Heat waves, intensified by climate change, have cost the global economy trillions of dollars in the past 30 years, a study published Friday found, with poor countries paying the steepest price.

And those lopsided economic effects contribute to widening inequalities around the world, according to the research. 

“The cost of extreme heat from climate change so far has been disproportionately borne by the countries and regions least culpable for global warming,” Dartmouth College professor Justin Mankin, one of the authors of the study published in the journal Science Advances, told AFP. “And that’s an insane tragedy.”

“Climate change is playing out on a landscape of economic inequality, and it is acting to amplify that inequality,” he said.

Periods of extreme heat cost the global economy about $16 trillion between 1992 and 2013, the study calculated. 

But while the richest countries have lost about 1.5% of their annual per capita GDPs dealing with heat waves, poorer countries have lost about 6.7% of their annual per capita GDPs. 

The reason for that disparity is simple: poor countries are often situated closer to the tropics, where temperatures are warmer anyway.
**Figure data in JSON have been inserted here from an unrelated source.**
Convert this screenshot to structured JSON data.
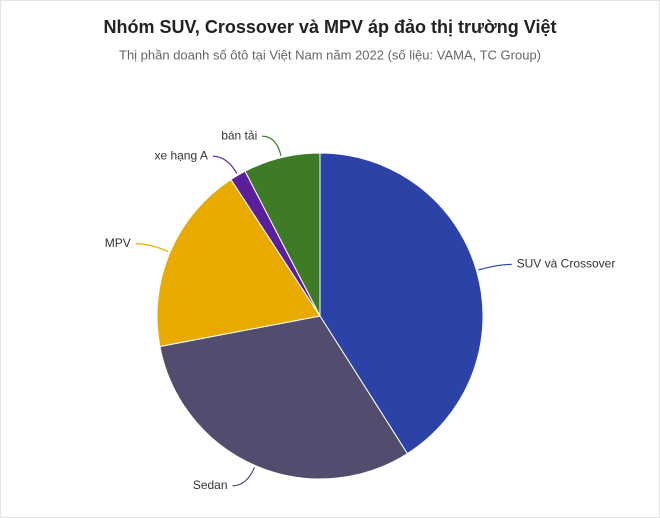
{
  "chart_data": {
    "type": "pie",
    "title": "Nhóm SUV, Crossover và MPV áp đảo thị trường Việt",
    "subtitle": "Thị phần doanh số ôtô tại Việt Nam năm 2022 (số liệu: VAMA, TC Group)",
    "categories": [
      "SUV và Crossover",
      "Sedan",
      "MPV",
      "xe hạng A",
      "bán tải"
    ],
    "values": [
      41,
      31,
      18.8,
      1.6,
      7.6
    ],
    "colors": [
      "#2b43a6",
      "#524c6e",
      "#e9aa00",
      "#5b1f9c",
      "#3e7b27"
    ]
  }
}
During heat waves, they become even hotter.

The study comes just days ahead of the start of the COP27 climate summit in Egypt, where the question of compensation for countries that are disproportionately vulnerable to but least responsible for climate change is expected to be one of the key topics. 
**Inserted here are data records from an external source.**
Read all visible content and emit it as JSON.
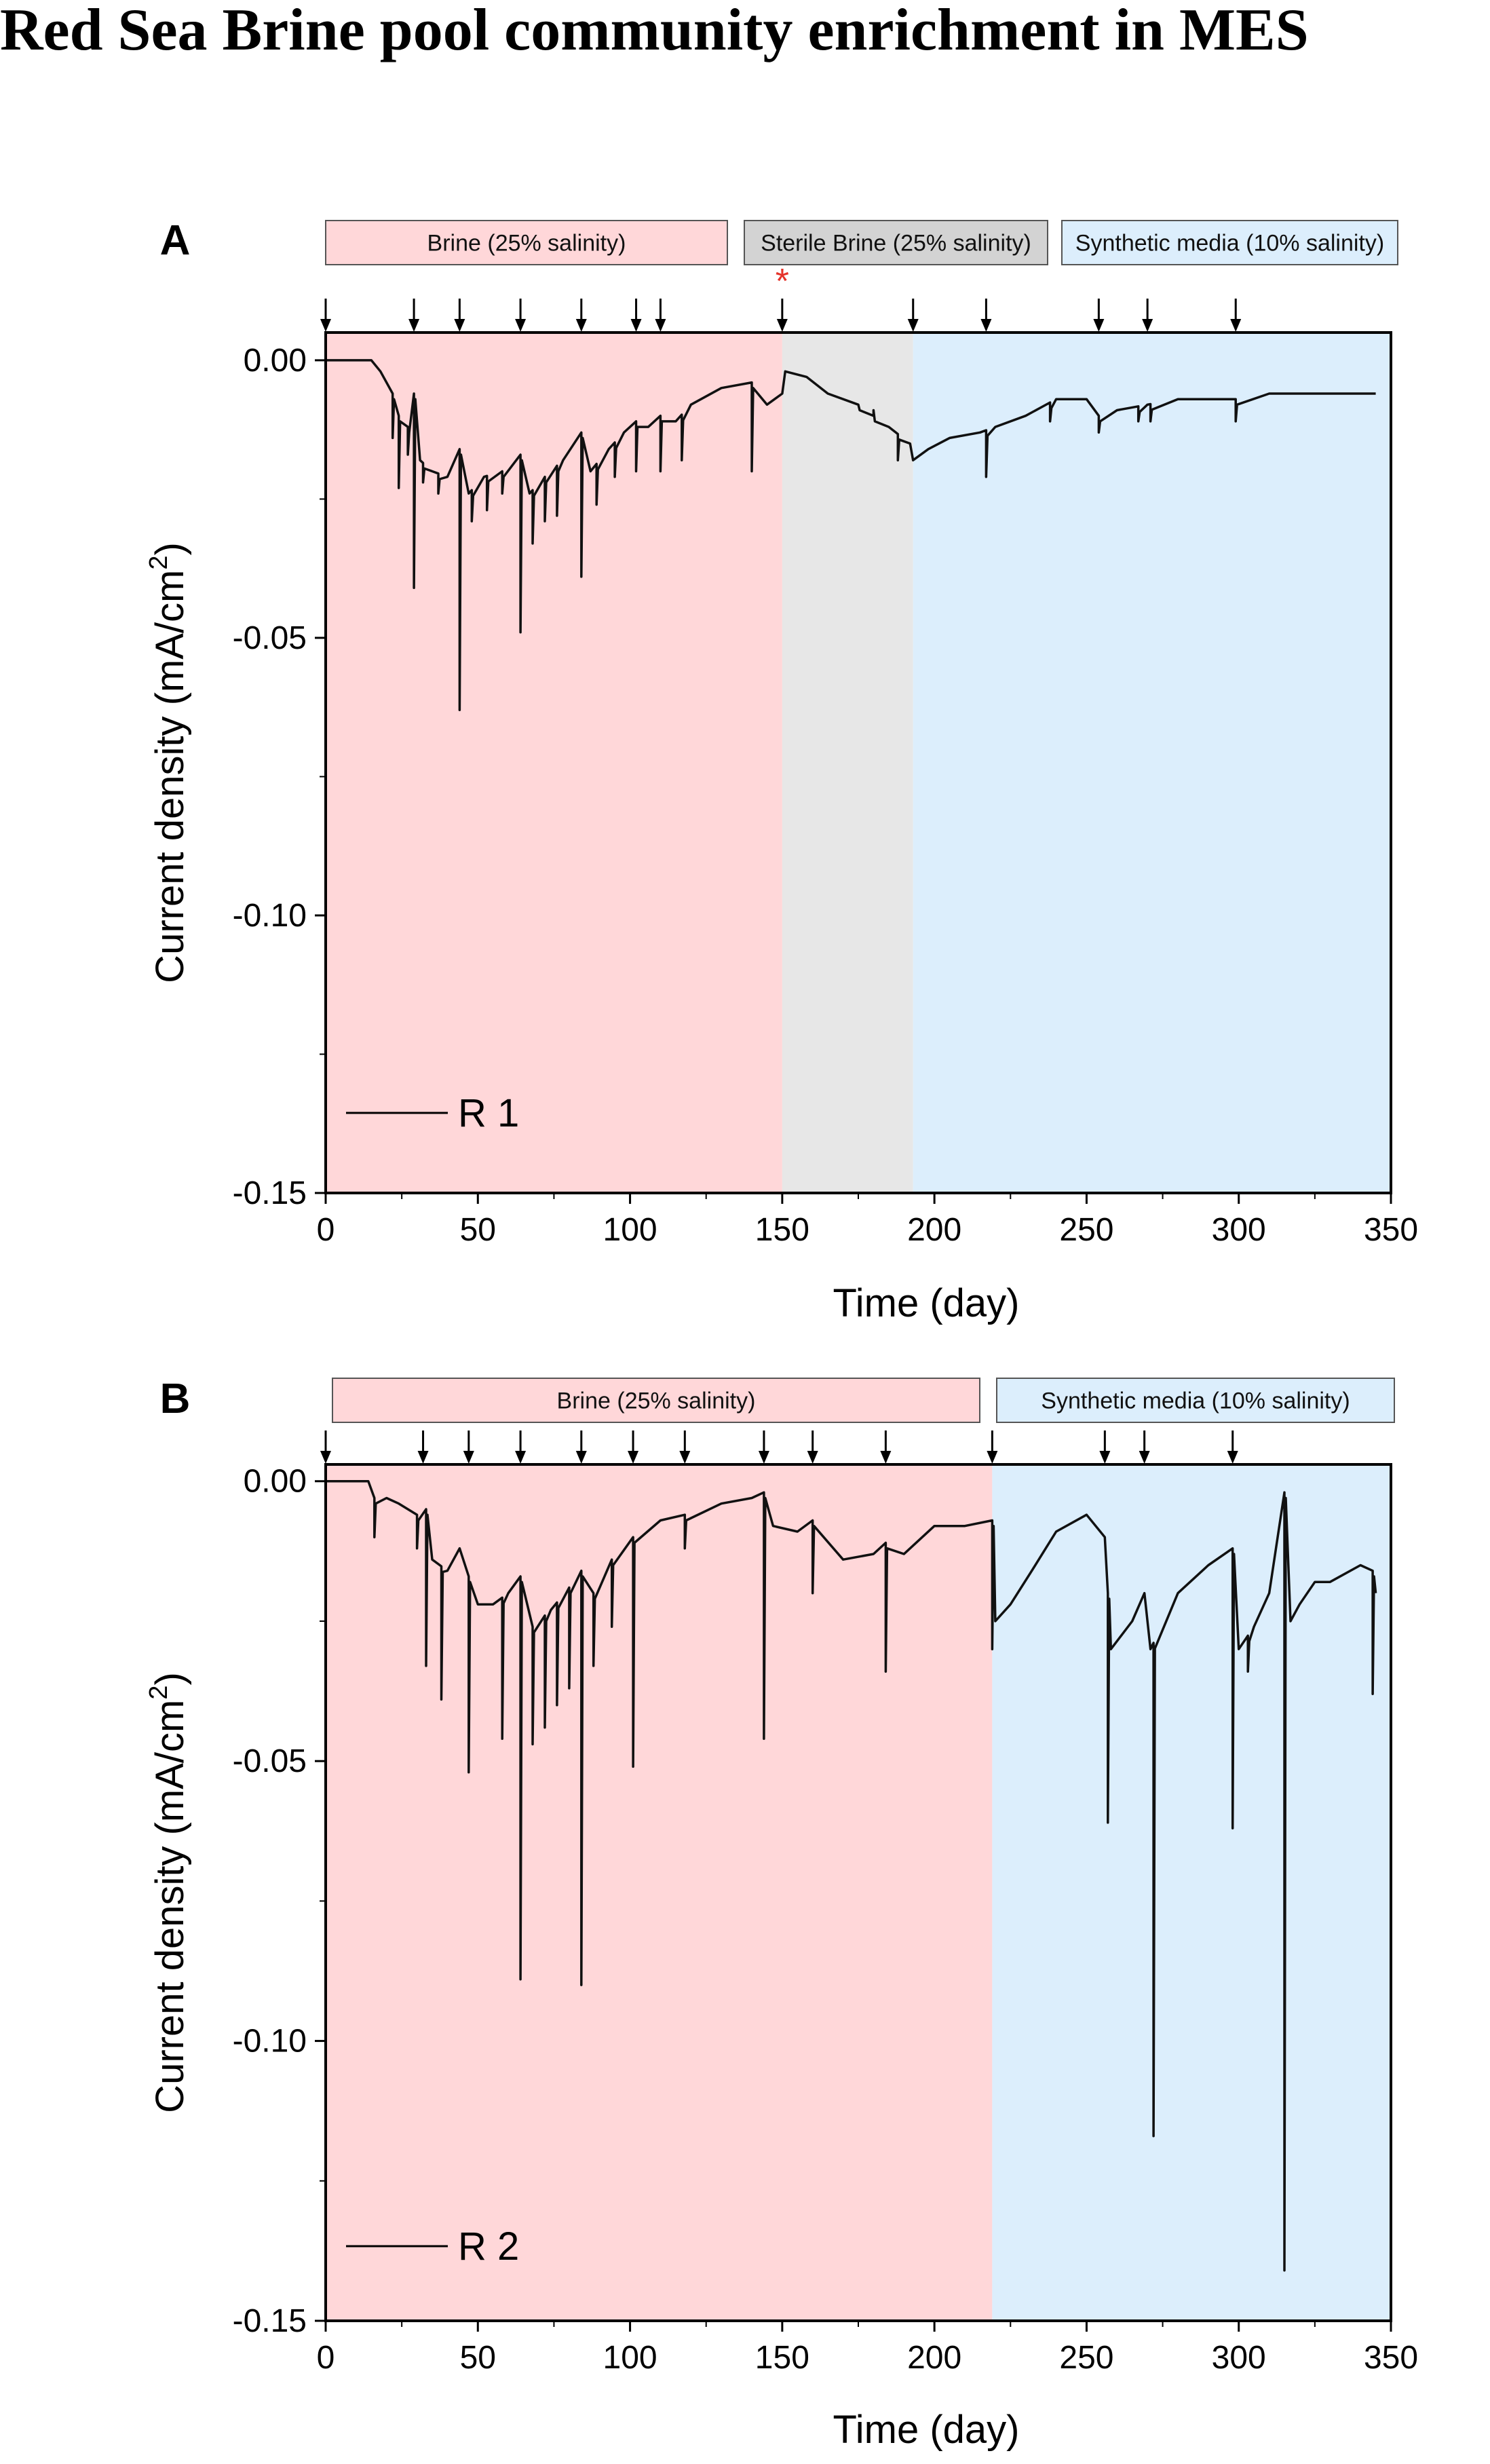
{
  "title": "Red Sea Brine pool community enrichment in MES",
  "colors": {
    "brine": "#FFD7D9",
    "sterile": "#E7E7E7",
    "synthetic": "#DCEEFC",
    "sterile_label_bg": "#D3D3D3",
    "trace": "#111111",
    "asterisk": "#E5332A"
  },
  "chart_data": [
    {
      "type": "line",
      "panel_label": "A",
      "xlabel": "Time (day)",
      "ylabel": "Current density (mA/cm",
      "ylabel_sup": "2",
      "ylabel_tail": ")",
      "xlim": [
        0,
        350
      ],
      "ylim": [
        -0.15,
        0.005
      ],
      "xticks": [
        0,
        50,
        100,
        150,
        200,
        250,
        300,
        350
      ],
      "xtick_labels": [
        "0",
        "50",
        "100",
        "150",
        "200",
        "250",
        "300",
        "350"
      ],
      "yticks": [
        0.0,
        -0.05,
        -0.1,
        -0.15
      ],
      "ytick_labels": [
        "0.00",
        "-0.05",
        "-0.10",
        "-0.15"
      ],
      "phases": [
        {
          "label": "Brine (25% salinity)",
          "start": 0,
          "end": 150,
          "color_key": "brine"
        },
        {
          "label": "Sterile Brine (25% salinity)",
          "start": 150,
          "end": 193,
          "color_key": "sterile"
        },
        {
          "label": "Synthetic media (10% salinity)",
          "start": 193,
          "end": 350,
          "color_key": "synthetic"
        }
      ],
      "arrows": [
        0,
        29,
        44,
        64,
        84,
        102,
        110,
        150,
        193,
        217,
        254,
        270,
        299
      ],
      "asterisk_label": "*",
      "asterisk_day": 150,
      "legend": "R 1",
      "series_name": "R 1",
      "baseline": [
        [
          0,
          0.0
        ],
        [
          15,
          0.0
        ],
        [
          18,
          -0.002
        ],
        [
          22,
          -0.006
        ],
        [
          24,
          -0.01
        ],
        [
          27,
          -0.012
        ],
        [
          29,
          -0.006
        ],
        [
          31,
          -0.018
        ],
        [
          35,
          -0.02
        ],
        [
          40,
          -0.021
        ],
        [
          44,
          -0.016
        ],
        [
          47,
          -0.024
        ],
        [
          52,
          -0.021
        ],
        [
          58,
          -0.02
        ],
        [
          64,
          -0.017
        ],
        [
          67,
          -0.024
        ],
        [
          72,
          -0.021
        ],
        [
          78,
          -0.018
        ],
        [
          84,
          -0.013
        ],
        [
          87,
          -0.02
        ],
        [
          93,
          -0.016
        ],
        [
          98,
          -0.013
        ],
        [
          102,
          -0.011
        ],
        [
          106,
          -0.012
        ],
        [
          110,
          -0.01
        ],
        [
          115,
          -0.011
        ],
        [
          120,
          -0.008
        ],
        [
          130,
          -0.005
        ],
        [
          140,
          -0.004
        ],
        [
          145,
          -0.008
        ],
        [
          150,
          -0.006
        ],
        [
          151,
          -0.002
        ],
        [
          158,
          -0.003
        ],
        [
          165,
          -0.006
        ],
        [
          175,
          -0.008
        ],
        [
          185,
          -0.012
        ],
        [
          192,
          -0.015
        ],
        [
          193,
          -0.018
        ],
        [
          198,
          -0.016
        ],
        [
          205,
          -0.014
        ],
        [
          215,
          -0.013
        ],
        [
          220,
          -0.012
        ],
        [
          230,
          -0.01
        ],
        [
          240,
          -0.007
        ],
        [
          250,
          -0.007
        ],
        [
          254,
          -0.01
        ],
        [
          260,
          -0.009
        ],
        [
          270,
          -0.008
        ],
        [
          280,
          -0.007
        ],
        [
          299,
          -0.007
        ],
        [
          310,
          -0.006
        ],
        [
          330,
          -0.006
        ],
        [
          345,
          -0.006
        ]
      ],
      "spikes": [
        [
          22,
          -0.014
        ],
        [
          24,
          -0.023
        ],
        [
          27,
          -0.017
        ],
        [
          29,
          -0.041
        ],
        [
          32,
          -0.022
        ],
        [
          37,
          -0.024
        ],
        [
          44,
          -0.063
        ],
        [
          48,
          -0.029
        ],
        [
          53,
          -0.027
        ],
        [
          58,
          -0.024
        ],
        [
          64,
          -0.049
        ],
        [
          68,
          -0.033
        ],
        [
          72,
          -0.029
        ],
        [
          76,
          -0.028
        ],
        [
          84,
          -0.039
        ],
        [
          89,
          -0.026
        ],
        [
          95,
          -0.021
        ],
        [
          102,
          -0.02
        ],
        [
          110,
          -0.02
        ],
        [
          117,
          -0.018
        ],
        [
          140,
          -0.02
        ],
        [
          175,
          -0.008
        ],
        [
          180,
          -0.009
        ],
        [
          188,
          -0.018
        ],
        [
          217,
          -0.021
        ],
        [
          238,
          -0.011
        ],
        [
          254,
          -0.013
        ],
        [
          267,
          -0.011
        ],
        [
          271,
          -0.011
        ],
        [
          299,
          -0.011
        ]
      ]
    },
    {
      "type": "line",
      "panel_label": "B",
      "xlabel": "Time (day)",
      "ylabel": "Current density (mA/cm",
      "ylabel_sup": "2",
      "ylabel_tail": ")",
      "xlim": [
        0,
        350
      ],
      "ylim": [
        -0.15,
        0.003
      ],
      "xticks": [
        0,
        50,
        100,
        150,
        200,
        250,
        300,
        350
      ],
      "xtick_labels": [
        "0",
        "50",
        "100",
        "150",
        "200",
        "250",
        "300",
        "350"
      ],
      "yticks": [
        0.0,
        -0.05,
        -0.1,
        -0.15
      ],
      "ytick_labels": [
        "0.00",
        "-0.05",
        "-0.10",
        "-0.15"
      ],
      "phases": [
        {
          "label": "Brine (25% salinity)",
          "start": 0,
          "end": 219,
          "color_key": "brine"
        },
        {
          "label": "Synthetic media (10% salinity)",
          "start": 219,
          "end": 350,
          "color_key": "synthetic"
        }
      ],
      "arrows": [
        0,
        32,
        47,
        64,
        84,
        101,
        118,
        144,
        160,
        184,
        219,
        256,
        269,
        298
      ],
      "legend": "R 2",
      "series_name": "R 2",
      "baseline": [
        [
          0,
          0.0
        ],
        [
          14,
          0.0
        ],
        [
          16,
          -0.003
        ],
        [
          20,
          -0.003
        ],
        [
          24,
          -0.004
        ],
        [
          30,
          -0.006
        ],
        [
          33,
          -0.005
        ],
        [
          35,
          -0.014
        ],
        [
          40,
          -0.016
        ],
        [
          44,
          -0.012
        ],
        [
          47,
          -0.017
        ],
        [
          50,
          -0.022
        ],
        [
          55,
          -0.022
        ],
        [
          60,
          -0.02
        ],
        [
          64,
          -0.017
        ],
        [
          68,
          -0.026
        ],
        [
          74,
          -0.023
        ],
        [
          80,
          -0.019
        ],
        [
          84,
          -0.016
        ],
        [
          88,
          -0.02
        ],
        [
          94,
          -0.014
        ],
        [
          101,
          -0.01
        ],
        [
          110,
          -0.007
        ],
        [
          118,
          -0.006
        ],
        [
          130,
          -0.004
        ],
        [
          140,
          -0.003
        ],
        [
          144,
          -0.002
        ],
        [
          147,
          -0.008
        ],
        [
          155,
          -0.009
        ],
        [
          160,
          -0.007
        ],
        [
          170,
          -0.014
        ],
        [
          180,
          -0.013
        ],
        [
          184,
          -0.011
        ],
        [
          190,
          -0.013
        ],
        [
          200,
          -0.008
        ],
        [
          210,
          -0.008
        ],
        [
          219,
          -0.007
        ],
        [
          220,
          -0.025
        ],
        [
          225,
          -0.022
        ],
        [
          232,
          -0.016
        ],
        [
          240,
          -0.009
        ],
        [
          250,
          -0.006
        ],
        [
          256,
          -0.01
        ],
        [
          258,
          -0.03
        ],
        [
          265,
          -0.025
        ],
        [
          269,
          -0.02
        ],
        [
          271,
          -0.03
        ],
        [
          280,
          -0.02
        ],
        [
          290,
          -0.015
        ],
        [
          298,
          -0.012
        ],
        [
          300,
          -0.03
        ],
        [
          305,
          -0.026
        ],
        [
          310,
          -0.02
        ],
        [
          315,
          -0.002
        ],
        [
          317,
          -0.025
        ],
        [
          320,
          -0.022
        ],
        [
          325,
          -0.018
        ],
        [
          330,
          -0.018
        ],
        [
          340,
          -0.015
        ],
        [
          344,
          -0.016
        ],
        [
          345,
          -0.02
        ]
      ],
      "spikes": [
        [
          16,
          -0.01
        ],
        [
          30,
          -0.012
        ],
        [
          33,
          -0.033
        ],
        [
          38,
          -0.039
        ],
        [
          47,
          -0.052
        ],
        [
          58,
          -0.046
        ],
        [
          64,
          -0.089
        ],
        [
          68,
          -0.047
        ],
        [
          72,
          -0.044
        ],
        [
          76,
          -0.04
        ],
        [
          80,
          -0.037
        ],
        [
          84,
          -0.09
        ],
        [
          88,
          -0.033
        ],
        [
          94,
          -0.026
        ],
        [
          101,
          -0.051
        ],
        [
          118,
          -0.012
        ],
        [
          144,
          -0.046
        ],
        [
          160,
          -0.02
        ],
        [
          184,
          -0.034
        ],
        [
          219,
          -0.03
        ],
        [
          257,
          -0.061
        ],
        [
          272,
          -0.117
        ],
        [
          298,
          -0.062
        ],
        [
          303,
          -0.034
        ],
        [
          315,
          -0.141
        ],
        [
          344,
          -0.038
        ]
      ]
    }
  ]
}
The costs of heat waves come from several factors: effects on agriculture, strains on health systems, less productive workforces and physical damage to infrastructure, such as melting roads. 

Study researchers examined five days of weather considered extreme for a specific region each year. 
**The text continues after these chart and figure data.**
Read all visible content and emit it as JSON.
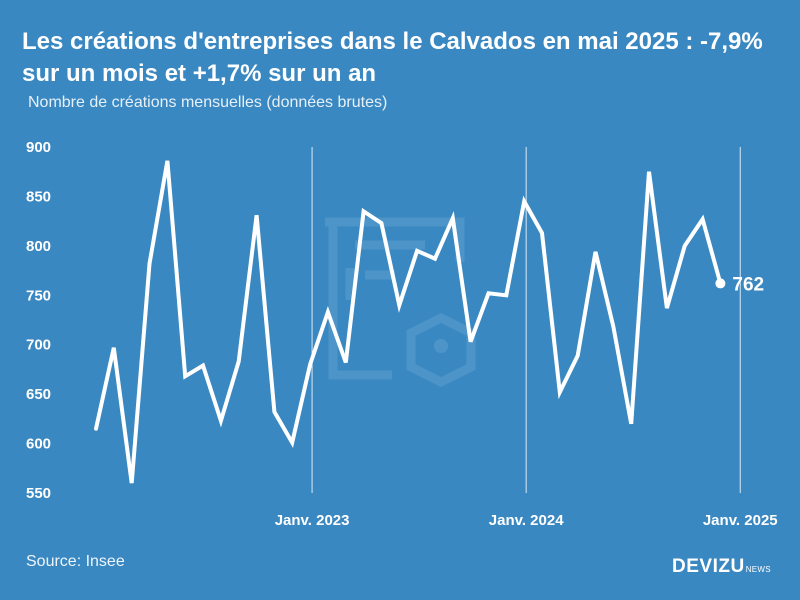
{
  "header": {
    "title": "Les créations d'entreprises dans le Calvados en mai 2025 : -7,9% sur un mois et +1,7% sur un an",
    "subtitle": "Nombre de créations mensuelles (données brutes)"
  },
  "footer": {
    "source": "Source: Insee",
    "brand": "DEVIZU",
    "brand_suffix": "NEWS"
  },
  "colors": {
    "background": "#3a88c2",
    "line": "#ffffff",
    "watermark": "#5a9ccd"
  },
  "chart_data": {
    "type": "line",
    "yticks": [
      550,
      600,
      650,
      700,
      750,
      800,
      850,
      900
    ],
    "ylim": [
      550,
      900
    ],
    "x_tick_labels": [
      {
        "index": 12,
        "label": "Janv. 2023"
      },
      {
        "index": 24,
        "label": "Janv. 2024"
      },
      {
        "index": 36,
        "label": "Janv. 2025"
      }
    ],
    "grid": "vertical lines at x ticks",
    "values": [
      615,
      697,
      560,
      782,
      886,
      668,
      679,
      623,
      683,
      831,
      632,
      601,
      680,
      733,
      682,
      835,
      823,
      740,
      795,
      787,
      828,
      703,
      752,
      750,
      845,
      813,
      652,
      689,
      794,
      718,
      620,
      875,
      737,
      800,
      827,
      762
    ],
    "last_label": "762"
  }
}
“The general idea is to use variation in extreme heat, which is effectively randomly assigned to all these economic regions and see the extent to which that accounts for variation in economic growth” in a given region, Mankin explained. 

“Then the second part is to say, ‘OK, how has human-caused warming influenced extreme heat?'” he added.

Despite these calculations, the study results almost certainly underestimate the true cost of extreme heat, according to the paper — only studying five days per year does not reflect the increased frequency of such heat events, and not all potential costs were included. 

Previous studies on the subject had focused on the costs of heat to specific sectors, though scientists say it is important to look at the price tag of climate change wholistically. 

“You want to know what those costs are, so that you have a frame of reference against which to compare the cost of action,” Mankin said, such as establishing cooling centers or installing air conditioners, versus “the cost of inaction.”

“The dividends economically of responding to the five hottest days of the year could be quite great,” he said.

But according to Mankin, the most important response is to reduce carbon emissions to slow global warming at the source. 

“We need to adapt to the climate we have now, and we also need to deeply invest in mitigation,” he said.